Secreted in the eastern walls of the immense Renaissance defences of this Tuscan causeway town, with lagoons either side, are the remains of an airport. The entrance has a Renaissance aura as did the terminal itself, astride the east-facing ramparts. From here a wide iron stairway led across the wide ditch to open ground and the sea-plane terminus beside the serene bay. It’s all largely gone today but with a little imagination this heyday is not hard to imagine. An underwhelming park and a marina have replaced the splendour of international air-travel.
Orbetello airport
From this airport the fascist supremo and aviator, Italo Balbo flew in 1930 to Rio de Janeiro, and then in 1933 to Chicago.

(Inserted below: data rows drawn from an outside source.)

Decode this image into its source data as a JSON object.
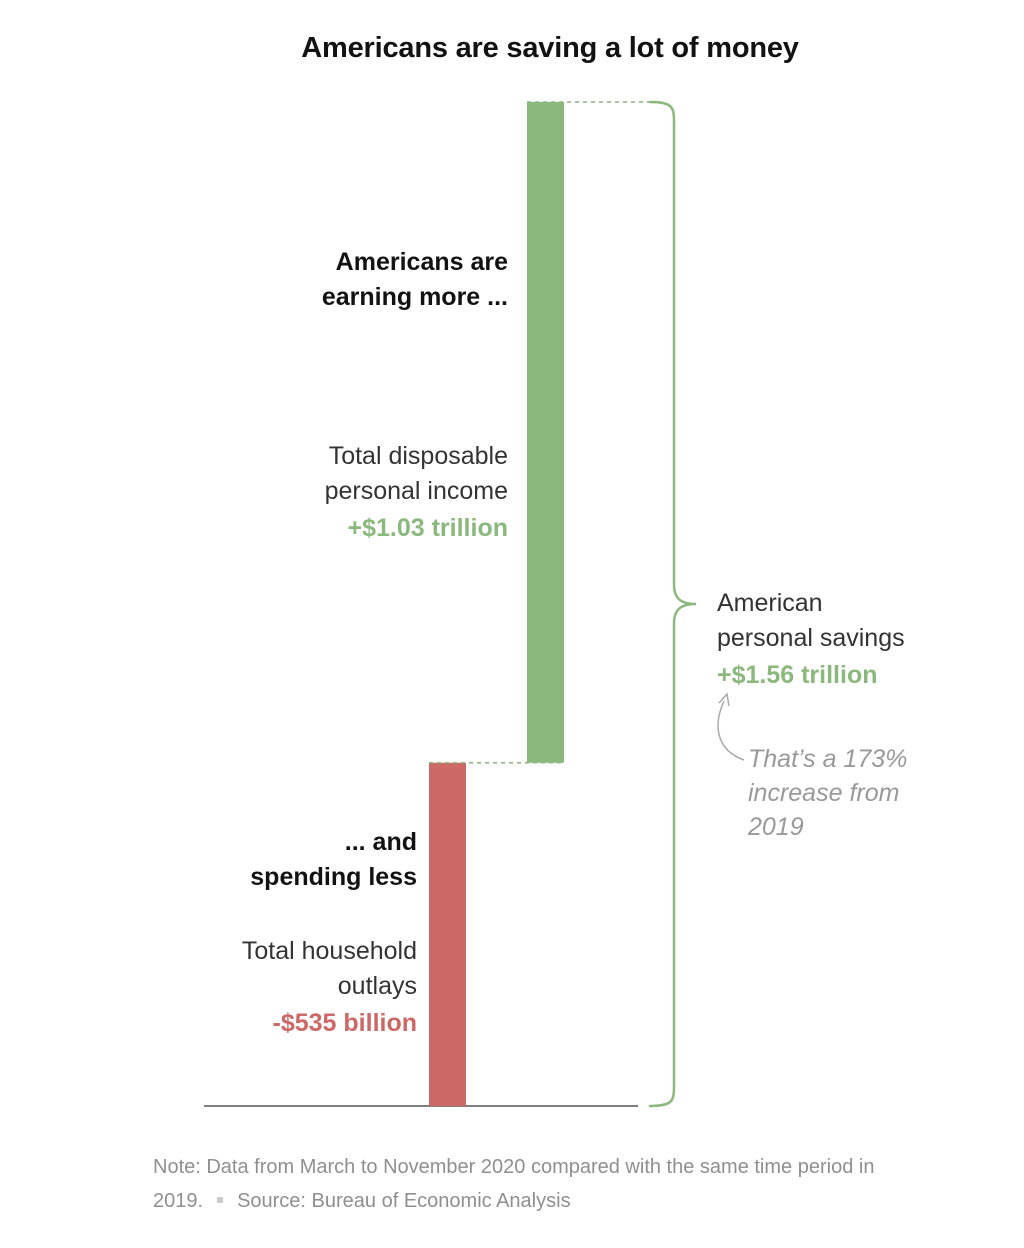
{
  "title": "Americans are saving a lot of money",
  "colors": {
    "income": "#8ab87d",
    "outlays": "#cc6966",
    "savings": "#8ab87d",
    "axis": "#555555",
    "annotation": "#999999"
  },
  "chart_data": {
    "type": "bar",
    "subtype": "waterfall",
    "units": "billions of US dollars",
    "categories": [
      "Total household outlays",
      "Total disposable personal income"
    ],
    "values": [
      535,
      1030
    ],
    "steps": [
      {
        "name": "Total household outlays",
        "change": -535,
        "start": 0,
        "end": 535,
        "value_label": "-$535 billion",
        "color": "#cc6966"
      },
      {
        "name": "Total disposable personal income",
        "change": 1030,
        "start": 535,
        "end": 1565,
        "value_label": "+$1.03 trillion",
        "color": "#8ab87d"
      }
    ],
    "total": {
      "name": "American personal savings",
      "value": 1560,
      "value_label": "+$1.56 trillion"
    },
    "ylim": [
      0,
      1565
    ],
    "title": "Americans are saving a lot of money",
    "grid": false,
    "legend": "none"
  },
  "labels": {
    "income_heading_line1": "Americans are",
    "income_heading_line2": "earning more ...",
    "income_desc_line1": "Total disposable",
    "income_desc_line2": "personal income",
    "income_value": "+$1.03 trillion",
    "outlays_heading_line1": "... and",
    "outlays_heading_line2": "spending less",
    "outlays_desc_line1": "Total household",
    "outlays_desc_line2": "outlays",
    "outlays_value": "-$535 billion",
    "savings_line1": "American",
    "savings_line2": "personal savings",
    "savings_value": "+$1.56 trillion",
    "annotation_line1": "That’s a 173%",
    "annotation_line2": "increase from",
    "annotation_line3": "2019"
  },
  "footer": {
    "note": "Note: Data from March to November 2020 compared with the same time period in 2019.",
    "source": "Source: Bureau of Economic Analysis"
  }
}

The first was the 1930 flight of twelve Savoia-Marchetti flying boats made between 17 December 1930 and 15 January 1931. The Chicago venture was even more spectacular. The Crociera del Decennale featured the so-called "Italian Air Armada." From 1 July to 12 August 1933, 24 seaplanes flew in eight legs via Amsterdam, Derry, Reykjavik, Cartwright, Shediac, Montreal to the Century of Progress World Fair at Chicago, landing on Lake Michigan.
The seaplane port
Later governor of Libya, he perished when his sea-plane was shot down by friendly fire in 1940, and until about 1970 his remains were interred at Tripoli. Now they are to be found close to the airport he had known so well in a mausoleum that pays tribute to his courage (rather than his politics). Of course, for fear of vandalism the mausoleum is locked, but like the airport it brings to mind another age which Orbetello today might do well to add to its list of sights alongside its beaches.